Забавная деталь: когда в 1813 году Мишелю Нею был пожалован титул князя Московского (Москворецкого), было уже совершенно ясно, что единственная возможная рента с этих новых необъятных угодий — партизанские вилы в отощавший и обмороженный французский бок; поэтому специально для новоиспеченного князя был выделен кусок территории в департаменте По (Италия), который назывался… «княжеством Московским» и с которого маршал Франции регулярно получал причитающийся ему доход.

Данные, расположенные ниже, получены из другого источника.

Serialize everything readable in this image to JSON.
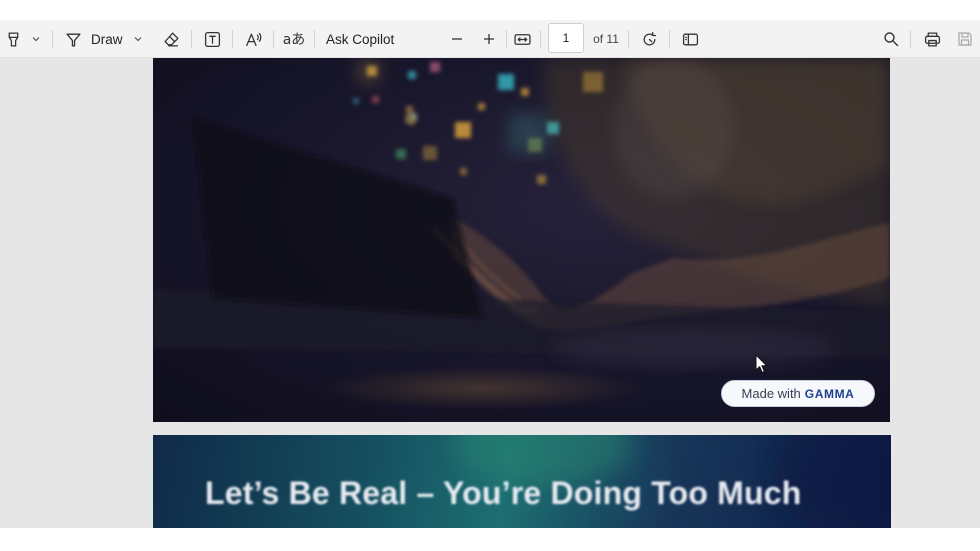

Эпиктет (рабская кличка, букв. — «Прикупленный») (ок. 50 — ок. 140) — греческий философ-стоик, представитель Поздней Стои. Раб одного из фаворитов Нерона, позднее вольноотпущенник. Слушал лекции стоики Мусония Руфа. После изгнания философов из Рима императором Домицианом в 89 г. поселился в Никополе (Эпир), где учил философии в беседах и уличных спорах по примеру любимого им Сократа. Как и Сократ, ничего не писал; жил в крайней бедности. Философские беседы-проповеди Эпиктета сохранились в записи его ученика Флавия Арриана. В центре их — обретение и удержание такой нравственной позиции, при которой человек в любых условиях (богатства или нищеты, властительства или рабства) сохраняет внутреннюю независимость от этих условий и духовную свободу. Для этого он, человек, должен разделить все вещи и дела на зависящие от него и не зависящие, в первых мужественно исполнять свой долг вопреки всему, вторые же игнорировать. Аскетическая мораль Эпиктета, а также внешняя форма его диатриб во многом близки христианской проповеди.
Здесь имеется в виду афоризм Эпиктета, употребленный философом в излюбленном им контексте. Говоря о том, что добрый и честный человек выше злого и бесчестного, Эпиктет иллюстрирует эту мысль следующим примером: «Когда Сократа осудили на смерть, зло было не для Сократа, а для его судей и убийц», — а затем добавляет: «Да ведь когда петухи дерутся, то считают победителем того петуха, который взял верх над другими, хотя бы он сам был весь изранен. А из двух людей — кто победитель: тот ли, который мучит и убивает другого, или тот, кто терпеливо и не сердясь переносит свои мучения и смерть? Кто из них взял верх? Почему ты правильно судишь о петухе-победителе, а о человеке-победителе не умеешь рассудить?» (Эпиктет. В чем наше благо? Избранные мысли римского мудреца [заглавие и перевод В. Г. Черткова] // Римские стоики: Сенека, Эпиктет, Марк Аврелий. М., 1998. С. 311).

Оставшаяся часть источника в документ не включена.